Когда поручение было выполнено, Гарри принялся демонстрировать свое мастерство. Из теста и спичек он меньше чем за пять минут смастерил две фигурки. Балерину, довольно смело поднявшую юбочку в «пируэте». Хотя и сделанная как гротеск, она до известной степени напоминала Очаровательную Фею. Другая фигурка, которую Гарри окрасил в черный цвет, наскоблив карандашного графита, изображала мужчину в широкой шляпе и в просторном, падающем складками пальто. Он был чуть сутуловат в плечах, но держал голову прямо и угрюмо смотрел перед собой. Это вообще была мрачноватая фигура, и она никому не предвещала добра.

— Балерина — это, разумеется, я! — сказала Фея. Она держала фигурку на ладони и радовалась. Было очевидно, что слишком смело поднятая юбочка не смущала ее. — Страшно похожа на меня! — смеялась она, вертя миниатюрную танцовщицу в руках. — Как все подметил! Прелесть! — Потом она перевела взгляд на мрачного человечка и помолчала.

— Этот субъект не кажется особенно счастливым, — отметил профессор.

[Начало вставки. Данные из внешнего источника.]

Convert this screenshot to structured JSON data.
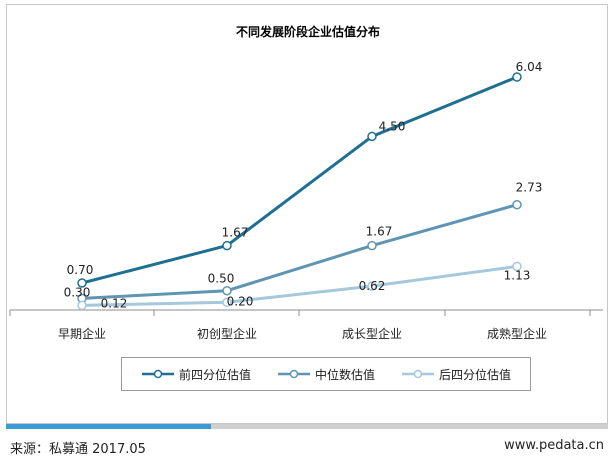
{
  "chart_data": {
    "type": "line",
    "title": "不同发展阶段企业估值分布",
    "categories": [
      "早期企业",
      "初创型企业",
      "成长型企业",
      "成熟型企业"
    ],
    "series": [
      {
        "name": "前四分位估值",
        "values": [
          0.7,
          1.67,
          4.5,
          6.04
        ],
        "labels": [
          "0.70",
          "1.67",
          "4.50",
          "6.04"
        ],
        "color": "#1f6f93"
      },
      {
        "name": "中位数估值",
        "values": [
          0.3,
          0.5,
          1.67,
          2.73
        ],
        "labels": [
          "0.30",
          "0.50",
          "1.67",
          "2.73"
        ],
        "color": "#5f95b3"
      },
      {
        "name": "后四分位估值",
        "values": [
          0.12,
          0.2,
          0.62,
          1.13
        ],
        "labels": [
          "0.12",
          "0.20",
          "0.62",
          "1.13"
        ],
        "color": "#a5c8dc"
      }
    ],
    "ylim": [
      0,
      7
    ],
    "grid": false,
    "legend_position": "bottom"
  },
  "footer": {
    "source": "来源：私募通  2017.05",
    "site": "www.pedata.cn"
  }
}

— Счастливым? — всплеснула руками Очаровательная Фея. Она явно хотела сказать что-то очень серьезное и поэтому стала похожа на ученицу, собирающуюся поразить учителя неожиданно умным ответом. Но ничего так и не пришло в голову, и она беспомощно опустила руки. — Не знаю. Если бы у этого человека была на плечах черная мантия вместо пальто и на голове какой-нибудь шлем или просто черный шарф, я бы сказала, что это Вестник смерти из какого-нибудь балета. Вам не кажется?

В этот момент Аввакум расхохотался. Смех его был искренне весел, но как-то неуместен и быстро оборвался.

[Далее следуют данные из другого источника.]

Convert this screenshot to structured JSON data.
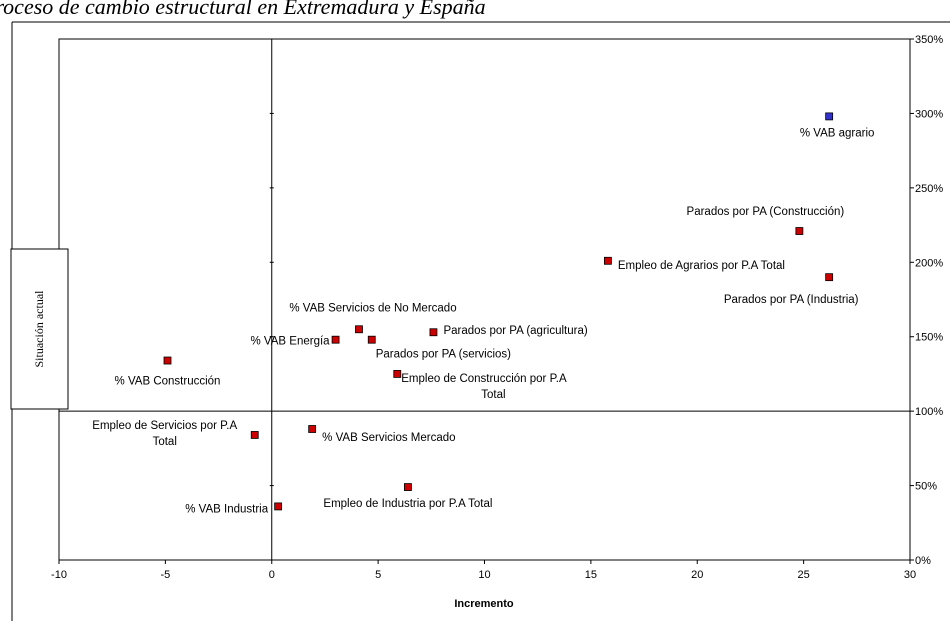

Фея удивленно посмотрела на него: может ей следовало обидеться, ибо прерывать принцессу не полагается, даже если это Принцесса из царства Деревянного принца. В общем, с какой стороны ни смотри, такой поступок неприличен. Но Фея вдруг изменила свое решение, и лицо ее, обращенное к Аввакуму, прояснилось. Как будто бы в эти минуты умный ответ пришел ей в голову.

— Да ведь это же вы! — вдруг ахнула она. Радость открытия была так велика, что она захлопала в ладоши, глядя по очереди то на профессора, то на жениха. — Он и никто другой.

Подбежав к Аввакуму, положила ему на плечи руки и попросила:

— Ну-ка встаньте, пожалуйста, встаньте, прошу вас!

Аввакум поднялся. Вся она благоухала. Ее нежная шея была такой же ослепительно белой, как сиявшая на груди роза.

— Верно, что это он, — сказал профессор. — Гарри хорошо подметил самое главное. Сходство есть. Но почему ты вырядил его в этот плащ и эту шляпу?

— Почему? — сказал Аввакум, снова садясь на свое место. При этом он нечаянно коснулся руки Очаровательной Феи чуть выше локтя, она не заметила этого и не отстранилась. — Почему? Да очень просто. Потому что эти вещи висят внизу на вешалке.

— Правильно, — кивнул Гарри. — Именно там я их увидел. — И, шумно зевнув, спросил: — А не пора ли нам ужинать?

Но никто ему не ответил.

— Почему ты назвала его Вестником смерти? — спросил профессор девушку. — В нем действительно ость что-то мрачное, и эту мрачность, по всей вероятности, придают морщины возле рта и на лбу, седые виски. Но тем не менее я не вижу в нем ничего такого, что отвечало бы моим представлениям о посланце загробного мира. Напротив, наш археолог кажется мне жизнерадостным и полным энергии человеком.